Survey of Primary Care Physicians & Patients on Substance Abuse

    Published: May 2000

    Addiction is not often treated within the scope of routine medical practice. CASAColumbia’s national substance use survey is the most comprehensive nationally representative survey of how primary care physicians — family doctors, pediatricians, general practitioners, internists, obstetricians and gynecologists — deal with patients who have substance use problems and the experiences of such patients with their primary care physicians.

    Key Takeaways

    The vast majority (94%) of primary care physicians, excluding pediatricians, failed to diagnose substance use disorder when presented with early symptoms related to alcohol use in an adult patient.
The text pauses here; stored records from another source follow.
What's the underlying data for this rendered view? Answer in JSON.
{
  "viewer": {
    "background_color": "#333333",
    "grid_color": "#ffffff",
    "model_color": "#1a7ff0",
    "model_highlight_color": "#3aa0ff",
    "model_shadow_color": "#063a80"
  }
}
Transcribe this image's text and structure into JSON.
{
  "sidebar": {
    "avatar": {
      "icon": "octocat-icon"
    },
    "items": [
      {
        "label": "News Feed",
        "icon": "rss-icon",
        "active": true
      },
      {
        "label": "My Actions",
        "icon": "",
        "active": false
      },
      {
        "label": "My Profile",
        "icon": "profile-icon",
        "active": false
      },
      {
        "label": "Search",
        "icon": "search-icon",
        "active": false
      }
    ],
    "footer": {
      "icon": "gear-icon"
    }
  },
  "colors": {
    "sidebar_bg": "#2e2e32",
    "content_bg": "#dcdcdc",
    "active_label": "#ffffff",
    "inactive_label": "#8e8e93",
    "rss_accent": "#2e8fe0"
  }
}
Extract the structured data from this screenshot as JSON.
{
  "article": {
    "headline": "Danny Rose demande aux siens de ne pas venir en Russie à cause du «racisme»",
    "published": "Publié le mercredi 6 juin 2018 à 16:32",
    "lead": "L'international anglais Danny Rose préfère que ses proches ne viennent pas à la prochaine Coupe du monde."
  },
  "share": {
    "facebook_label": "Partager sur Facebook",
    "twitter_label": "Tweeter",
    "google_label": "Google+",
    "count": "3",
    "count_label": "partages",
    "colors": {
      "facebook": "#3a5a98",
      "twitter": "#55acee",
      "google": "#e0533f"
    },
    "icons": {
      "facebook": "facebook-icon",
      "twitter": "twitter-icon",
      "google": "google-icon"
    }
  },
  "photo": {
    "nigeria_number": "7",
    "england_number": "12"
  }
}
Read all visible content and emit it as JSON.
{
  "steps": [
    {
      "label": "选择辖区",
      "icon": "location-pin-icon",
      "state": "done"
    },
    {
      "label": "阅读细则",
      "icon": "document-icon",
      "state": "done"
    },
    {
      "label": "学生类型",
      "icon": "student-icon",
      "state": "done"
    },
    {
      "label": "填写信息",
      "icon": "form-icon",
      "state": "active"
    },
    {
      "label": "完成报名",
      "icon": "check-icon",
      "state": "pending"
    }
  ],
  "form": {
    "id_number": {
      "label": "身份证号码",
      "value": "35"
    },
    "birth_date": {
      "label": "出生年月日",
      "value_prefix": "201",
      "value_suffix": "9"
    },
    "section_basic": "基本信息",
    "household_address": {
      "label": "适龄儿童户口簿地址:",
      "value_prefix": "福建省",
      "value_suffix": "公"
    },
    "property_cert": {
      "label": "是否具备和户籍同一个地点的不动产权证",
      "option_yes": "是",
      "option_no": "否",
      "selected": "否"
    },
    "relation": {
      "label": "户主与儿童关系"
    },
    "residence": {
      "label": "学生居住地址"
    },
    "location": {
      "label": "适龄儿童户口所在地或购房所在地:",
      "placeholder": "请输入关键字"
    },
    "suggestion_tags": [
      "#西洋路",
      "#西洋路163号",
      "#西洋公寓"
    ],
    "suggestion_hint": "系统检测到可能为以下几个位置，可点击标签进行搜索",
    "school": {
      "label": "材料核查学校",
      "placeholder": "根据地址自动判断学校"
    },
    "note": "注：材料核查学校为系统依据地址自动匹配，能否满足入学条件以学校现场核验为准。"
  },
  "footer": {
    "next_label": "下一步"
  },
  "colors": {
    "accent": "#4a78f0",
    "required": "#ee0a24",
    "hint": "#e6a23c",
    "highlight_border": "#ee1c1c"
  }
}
Additional findings included the following:

  • 41% of pediatricians failed to diagnose illegal substance use when presented with a classic description of a teenage patient, failing to include substance use among the 5 diagnoses they were asked to suggest.
  • Most patients said their primary care physician did nothing about their addiction.
  • 43% said their physician never diagnosed their addiction.
  • 11% said the physician knew about their addiction but did nothing about it.
  • Less than one-third of primary care physicians carefully screened for substance use disorder.
  • Recommendations

  • Medical schools, residency programs and continuing medical education programs should increase training in substance use.
  • Licensing boards and residency review committees of primary care specialties should mandate strong requirements regarding knowledge of substance use and addiction.
  • Medicare, Medicaid, private insurers and managed care organizations should expand coverage for addiction treatment services and pay physicians to talk to patients about substance use.
  • Primary care physicians should screen their patients for substance use disorder and be responsive to clusters of symptoms that may signal SUD.
  • Primary care physicians should be held liable for negligent failure to diagnose substance use disorder and addiction and should encourage their patients to seek treatment.